作者
Eachan O. Johnson,Emily LaVerriere,Emma Office,Mary Stanley,Elisabeth Meyer,Tomohiko Kawate,James Gomez,Rebecca E. Audette,Nirmalya Bandyopadhyay,Natalia Betancourt,Kayla Delano,Israel Da Silva,Joshua S. Davis,Christina M. Gallo,Michelle Gardner,Aaron Golas,Kristine M. Guinn,Sofia Kennedy,Rebecca Korn,Jennifer A. McConnell,Caitlin E. Moss,Kenan C. Murphy,Raymond M. Nietupski,Kadamba Papavinasasundaram,Jessica T. Pinkham,Paula A. Pino,Megan K. Proulx,Nadine Ruecker,Naomi Song,Matthew P. Thompson,Carolina Trujillo,Shoko Wakabayashi,Joshua B. Wallach,Christopher Watson,Thomas R. Ioerger,Eric S. Lander,Brian K. Hubbard,Michael H. Serrano‐Wu,Sabine Ehrt,Michael G. FitzGerald,Eric J. Rubin,Christopher M. Sassetti,Dirk Schnappinger,Deborah T. Hung
摘要
New antibiotics are needed to combat rising levels of resistance, with new Mycobacterium tuberculosis (Mtb) drugs having the highest priority.
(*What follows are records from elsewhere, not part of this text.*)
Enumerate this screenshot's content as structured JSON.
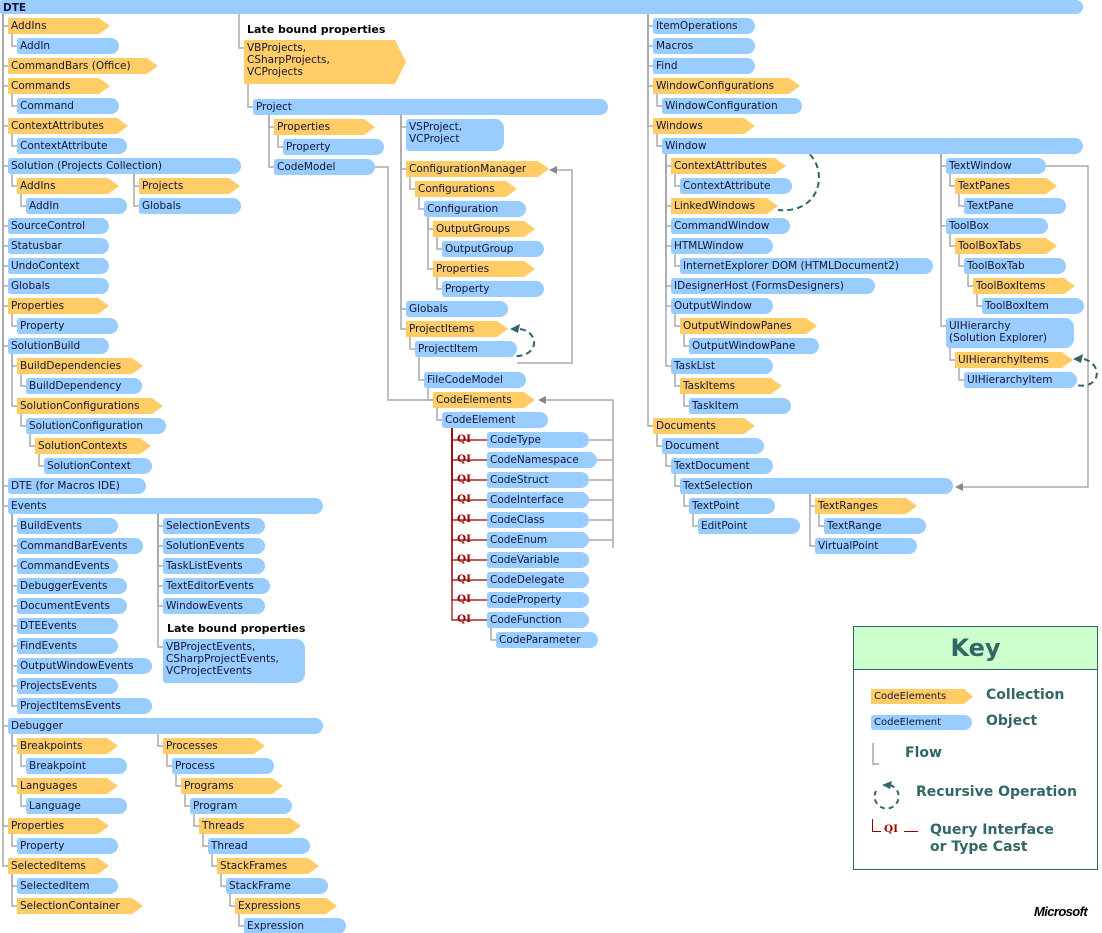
{
  "colors": {
    "collection": "#ffcc66",
    "object": "#99ccff",
    "flow": "#aaaaaa",
    "recursive": "#336666",
    "query_interface": "#990000",
    "key_header": "#ccffcc"
  },
  "late_bound_heading_top": "Late bound properties",
  "late_bound_heading_events": "Late bound properties",
  "qi_label": "QI",
  "nodes": [
    {
      "label": "DTE",
      "kind": "object"
    },
    {
      "label": "AddIns",
      "kind": "collection"
    },
    {
      "label": "AddIn",
      "kind": "object"
    },
    {
      "label": "CommandBars (Office)",
      "kind": "collection"
    },
    {
      "label": "Commands",
      "kind": "collection"
    },
    {
      "label": "Command",
      "kind": "object"
    },
    {
      "label": "ContextAttributes",
      "kind": "collection"
    },
    {
      "label": "ContextAttribute",
      "kind": "object"
    },
    {
      "label": "Solution (Projects Collection)",
      "kind": "object"
    },
    {
      "label": "AddIns",
      "kind": "collection"
    },
    {
      "label": "AddIn",
      "kind": "object"
    },
    {
      "label": "Projects",
      "kind": "collection"
    },
    {
      "label": "Globals",
      "kind": "object"
    },
    {
      "label": "SourceControl",
      "kind": "object"
    },
    {
      "label": "Statusbar",
      "kind": "object"
    },
    {
      "label": "UndoContext",
      "kind": "object"
    },
    {
      "label": "Globals",
      "kind": "object"
    },
    {
      "label": "Properties",
      "kind": "collection"
    },
    {
      "label": "Property",
      "kind": "object"
    },
    {
      "label": "SolutionBuild",
      "kind": "object"
    },
    {
      "label": "BuildDependencies",
      "kind": "collection"
    },
    {
      "label": "BuildDependency",
      "kind": "object"
    },
    {
      "label": "SolutionConfigurations",
      "kind": "collection"
    },
    {
      "label": "SolutionConfiguration",
      "kind": "object"
    },
    {
      "label": "SolutionContexts",
      "kind": "collection"
    },
    {
      "label": "SolutionContext",
      "kind": "object"
    },
    {
      "label": "DTE (for Macros IDE)",
      "kind": "object"
    },
    {
      "label": "Events",
      "kind": "object"
    },
    {
      "label": "BuildEvents",
      "kind": "object"
    },
    {
      "label": "CommandBarEvents",
      "kind": "object"
    },
    {
      "label": "CommandEvents",
      "kind": "object"
    },
    {
      "label": "DebuggerEvents",
      "kind": "object"
    },
    {
      "label": "DocumentEvents",
      "kind": "object"
    },
    {
      "label": "DTEEvents",
      "kind": "object"
    },
    {
      "label": "FindEvents",
      "kind": "object"
    },
    {
      "label": "OutputWindowEvents",
      "kind": "object"
    },
    {
      "label": "ProjectsEvents",
      "kind": "object"
    },
    {
      "label": "ProjectItemsEvents",
      "kind": "object"
    },
    {
      "label": "SelectionEvents",
      "kind": "object"
    },
    {
      "label": "SolutionEvents",
      "kind": "object"
    },
    {
      "label": "TaskListEvents",
      "kind": "object"
    },
    {
      "label": "TextEditorEvents",
      "kind": "object"
    },
    {
      "label": "WindowEvents",
      "kind": "object"
    },
    {
      "label": "VBProjectEvents,\nCSharpProjectEvents,\nVCProjectEvents",
      "kind": "object"
    },
    {
      "label": "Debugger",
      "kind": "object"
    },
    {
      "label": "Breakpoints",
      "kind": "collection"
    },
    {
      "label": "Breakpoint",
      "kind": "object"
    },
    {
      "label": "Languages",
      "kind": "collection"
    },
    {
      "label": "Language",
      "kind": "object"
    },
    {
      "label": "Properties",
      "kind": "collection"
    },
    {
      "label": "Property",
      "kind": "object"
    },
    {
      "label": "SelectedItems",
      "kind": "collection"
    },
    {
      "label": "SelectedItem",
      "kind": "object"
    },
    {
      "label": "SelectionContainer",
      "kind": "collection"
    },
    {
      "label": "Processes",
      "kind": "collection"
    },
    {
      "label": "Process",
      "kind": "object"
    },
    {
      "label": "Programs",
      "kind": "collection"
    },
    {
      "label": "Program",
      "kind": "object"
    },
    {
      "label": "Threads",
      "kind": "collection"
    },
    {
      "label": "Thread",
      "kind": "object"
    },
    {
      "label": "StackFrames",
      "kind": "collection"
    },
    {
      "label": "StackFrame",
      "kind": "object"
    },
    {
      "label": "Expressions",
      "kind": "collection"
    },
    {
      "label": "Expression",
      "kind": "object"
    },
    {
      "label": "VBProjects,\nCSharpProjects,\nVCProjects",
      "kind": "collection"
    },
    {
      "label": "Project",
      "kind": "object"
    },
    {
      "label": "Properties",
      "kind": "collection"
    },
    {
      "label": "Property",
      "kind": "object"
    },
    {
      "label": "CodeModel",
      "kind": "object"
    },
    {
      "label": "VSProject,\nVCProject",
      "kind": "object"
    },
    {
      "label": "ConfigurationManager",
      "kind": "collection"
    },
    {
      "label": "Configurations",
      "kind": "collection"
    },
    {
      "label": "Configuration",
      "kind": "object"
    },
    {
      "label": "OutputGroups",
      "kind": "collection"
    },
    {
      "label": "OutputGroup",
      "kind": "object"
    },
    {
      "label": "Properties",
      "kind": "collection"
    },
    {
      "label": "Property",
      "kind": "object"
    },
    {
      "label": "Globals",
      "kind": "object"
    },
    {
      "label": "ProjectItems",
      "kind": "collection"
    },
    {
      "label": "ProjectItem",
      "kind": "object"
    },
    {
      "label": "FileCodeModel",
      "kind": "object"
    },
    {
      "label": "CodeElements",
      "kind": "collection"
    },
    {
      "label": "CodeElement",
      "kind": "object"
    },
    {
      "label": "CodeType",
      "kind": "object"
    },
    {
      "label": "CodeNamespace",
      "kind": "object"
    },
    {
      "label": "CodeStruct",
      "kind": "object"
    },
    {
      "label": "CodeInterface",
      "kind": "object"
    },
    {
      "label": "CodeClass",
      "kind": "object"
    },
    {
      "label": "CodeEnum",
      "kind": "object"
    },
    {
      "label": "CodeVariable",
      "kind": "object"
    },
    {
      "label": "CodeDelegate",
      "kind": "object"
    },
    {
      "label": "CodeProperty",
      "kind": "object"
    },
    {
      "label": "CodeFunction",
      "kind": "object"
    },
    {
      "label": "CodeParameter",
      "kind": "object"
    },
    {
      "label": "ItemOperations",
      "kind": "object"
    },
    {
      "label": "Macros",
      "kind": "object"
    },
    {
      "label": "Find",
      "kind": "object"
    },
    {
      "label": "WindowConfigurations",
      "kind": "collection"
    },
    {
      "label": "WindowConfiguration",
      "kind": "object"
    },
    {
      "label": "Windows",
      "kind": "collection"
    },
    {
      "label": "Window",
      "kind": "object"
    },
    {
      "label": "ContextAttributes",
      "kind": "collection"
    },
    {
      "label": "ContextAttribute",
      "kind": "object"
    },
    {
      "label": "LinkedWindows",
      "kind": "collection"
    },
    {
      "label": "CommandWindow",
      "kind": "object"
    },
    {
      "label": "HTMLWindow",
      "kind": "object"
    },
    {
      "label": "InternetExplorer DOM (HTMLDocument2)",
      "kind": "object"
    },
    {
      "label": "IDesignerHost (FormsDesigners)",
      "kind": "object"
    },
    {
      "label": "OutputWindow",
      "kind": "object"
    },
    {
      "label": "OutputWindowPanes",
      "kind": "collection"
    },
    {
      "label": "OutputWindowPane",
      "kind": "object"
    },
    {
      "label": "TaskList",
      "kind": "object"
    },
    {
      "label": "TaskItems",
      "kind": "collection"
    },
    {
      "label": "TaskItem",
      "kind": "object"
    },
    {
      "label": "Documents",
      "kind": "collection"
    },
    {
      "label": "Document",
      "kind": "object"
    },
    {
      "label": "TextDocument",
      "kind": "object"
    },
    {
      "label": "TextSelection",
      "kind": "object"
    },
    {
      "label": "TextPoint",
      "kind": "object"
    },
    {
      "label": "EditPoint",
      "kind": "object"
    },
    {
      "label": "TextRanges",
      "kind": "collection"
    },
    {
      "label": "TextRange",
      "kind": "object"
    },
    {
      "label": "VirtualPoint",
      "kind": "object"
    },
    {
      "label": "TextWindow",
      "kind": "object"
    },
    {
      "label": "TextPanes",
      "kind": "collection"
    },
    {
      "label": "TextPane",
      "kind": "object"
    },
    {
      "label": "ToolBox",
      "kind": "object"
    },
    {
      "label": "ToolBoxTabs",
      "kind": "collection"
    },
    {
      "label": "ToolBoxTab",
      "kind": "object"
    },
    {
      "label": "ToolBoxItems",
      "kind": "collection"
    },
    {
      "label": "ToolBoxItem",
      "kind": "object"
    },
    {
      "label": "UIHierarchy\n(Solution Explorer)",
      "kind": "object"
    },
    {
      "label": "UIHierarchyItems",
      "kind": "collection"
    },
    {
      "label": "UIHierarchyItem",
      "kind": "object"
    }
  ],
  "key": {
    "title": "Key",
    "collection_sample": "CodeElements",
    "collection_label": "Collection",
    "object_sample": "CodeElement",
    "object_label": "Object",
    "flow_label": "Flow",
    "recursive_label": "Recursive Operation",
    "qi_sample": "QI",
    "qi_label_line1": "Query Interface",
    "qi_label_line2": "or Type Cast"
  },
  "logo": "Microsoft"
}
However, conventional whole-cell and biochemical antibiotic screens have failed. Here we develop a strategy termed PROSPECT (primary screening of strains to prioritize expanded chemistry and targets), in which we screen compounds against pools of strains depleted of essential bacterial targets. We engineered strains that target 474 essential Mtb genes and screened pools of 100–150 strains against activity-enriched and unbiased compound libraries, probing more than 8.5 million chemical–genetic interactions. Primary screens identified over tenfold more hits than screening wild-type Mtb alone, with chemical–genetic interactions providing immediate, direct target insights. We identified over 40 compounds that target DNA gyrase, the cell wall, tryptophan, folate biosynthesis and RNA polymerase, as well as inhibitors that target EfpA. Chemical optimization yielded EfpA inhibitors with potent wild-type activity, thus demonstrating the ability of PROSPECT to yield inhibitors against targets that would have eluded conventional drug discovery. A high-throughput chemical–genetic screening approach for the discovery of targets and chemicals to treat Mycobacterium tuberculosis yields tenfold more hit compounds than conventional whole-cell screening methods.